Two Southern Senators — Bob Graham of Florida and John Edwards of North Carolina — round out the second tier. Graham is a nice-enough guy, and knowledgable on terrorism issues but lacks the organization to mount a serious national campaign. Edwards is a trial lawyer for Christ’s sake. A trial lawyer in the White House? God help us.
Finally, rounding out the bottom are Ohio Rep. Dennis Kucinich, a loose cannon who was nicknamed “Dennis the Menace” while mayor of Cleveland; the Rev. Al Sharpton, a jive-talking civil rights leader whose best talent is running up unpaid bills, and former Illinois Senator Carol Mosely Braun, a big joke while in the Senate and a bigger joke on the Presidential campaign trail.
That’s the current gang of nine. No wonder most Democrats couldn’t name them. Who would want to?
But wait. Two others lurk in the wings.
Gen. Wesley Clark, the former Supreme Allied Commander of NATO, is “exploring” the possibility of running. Some polls say he would be an instant front runner if he decided to take the plunge. A military man running as a Democrat? Now that would confuse the voters.
And, of course, there’s Hillary. Yes, Hillary Rodham Clinton, the junior Senator from New York, the woman who got elected to office even after claiming she actually trusted her husband and was shocked to learn he was doing the nasty with a White House intern. She swears she won’t run but then she also swore she believed her husband.
So Campaign 2004 is shaping up to be a choice of “who do we distrust the least to lead our country for the next four years.”
Do we stick the crook we know or elect a new, improved, and probably worse, crook?

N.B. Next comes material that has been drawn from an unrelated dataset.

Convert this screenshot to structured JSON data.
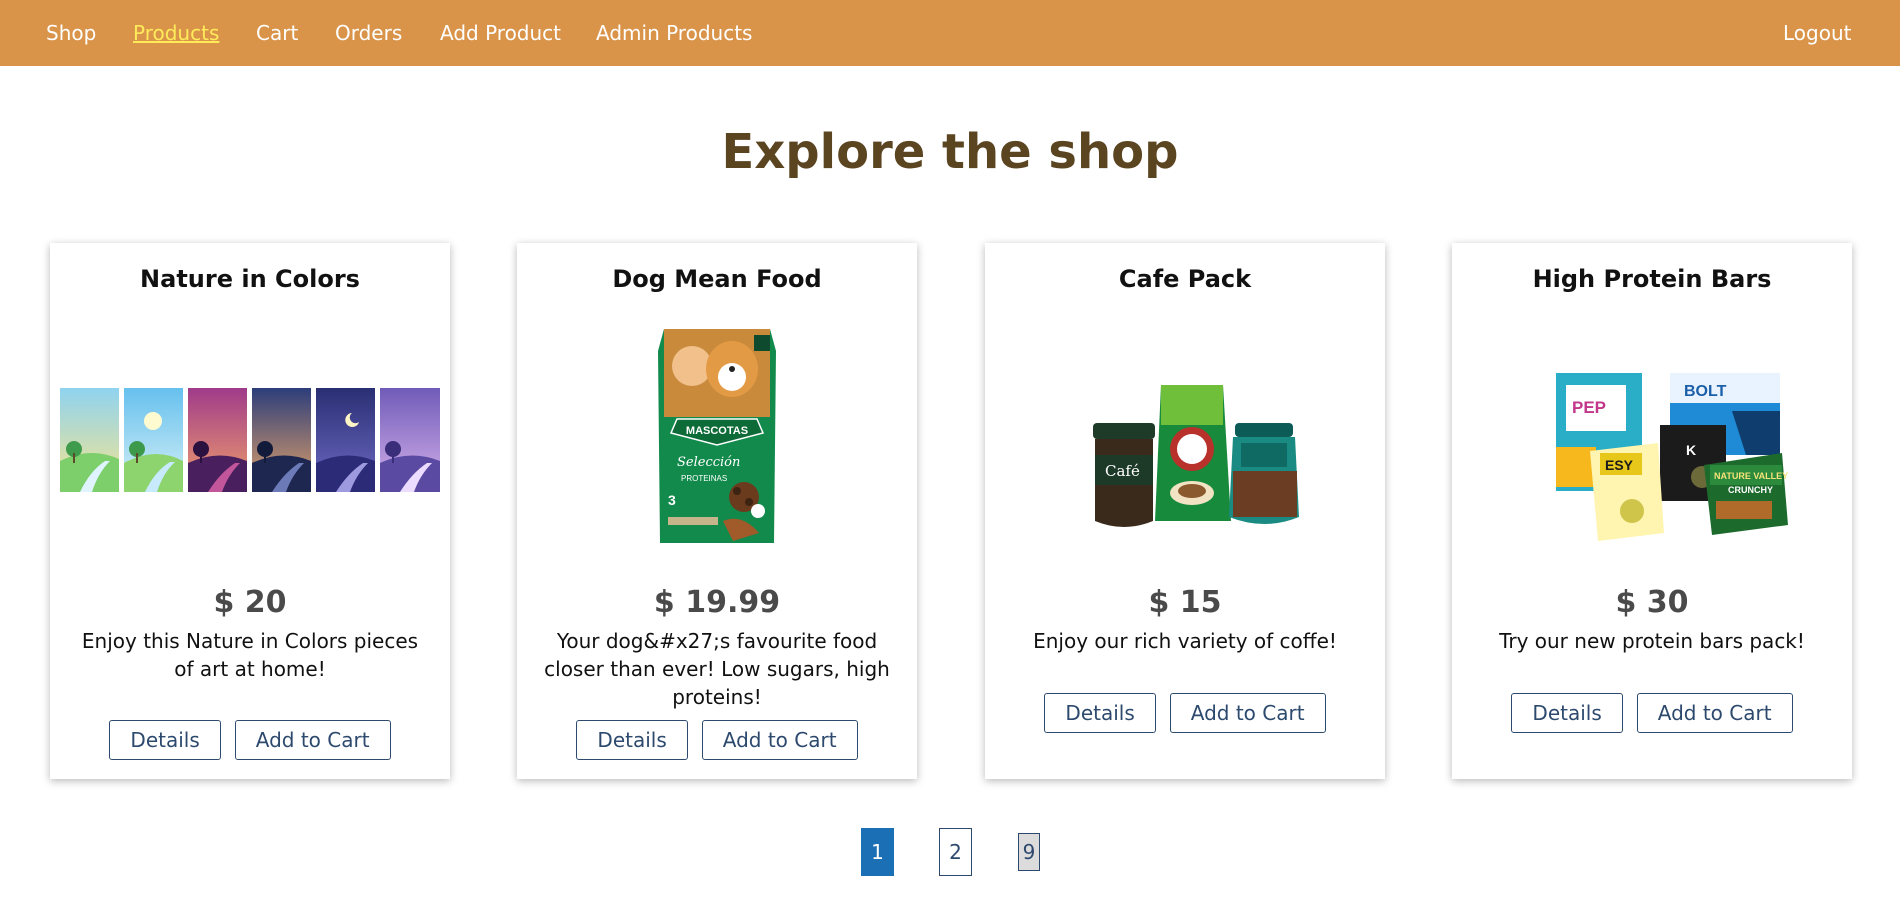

Sen. Orrin Hatch of Utah thinks he has the answer. Hatch wants to change the constitution so remove the requirement that says a U.S. President has to be American-born.
No, Hatch is not driven by any overwhelming sense of civic pride or history. He just wants to make it possible for a friend of his to run for President, a friend who contributed to his past campaigns, including an aborted run for President.
A friend named Arnold Schwarzenegger.
There is a fifth dimension beyond that which is known to man. It is a dimension as vast as space and as timeless as infinity. It is the middle ground between light and shadow, between science and superstition, and it lies between the pit of man’s fears and the summit of his knowledge. There’s a signpost up ahead. Your next stop, The Twilight Zone!
With apologies to Rod Serling, we passed the signpost long ago and established residency.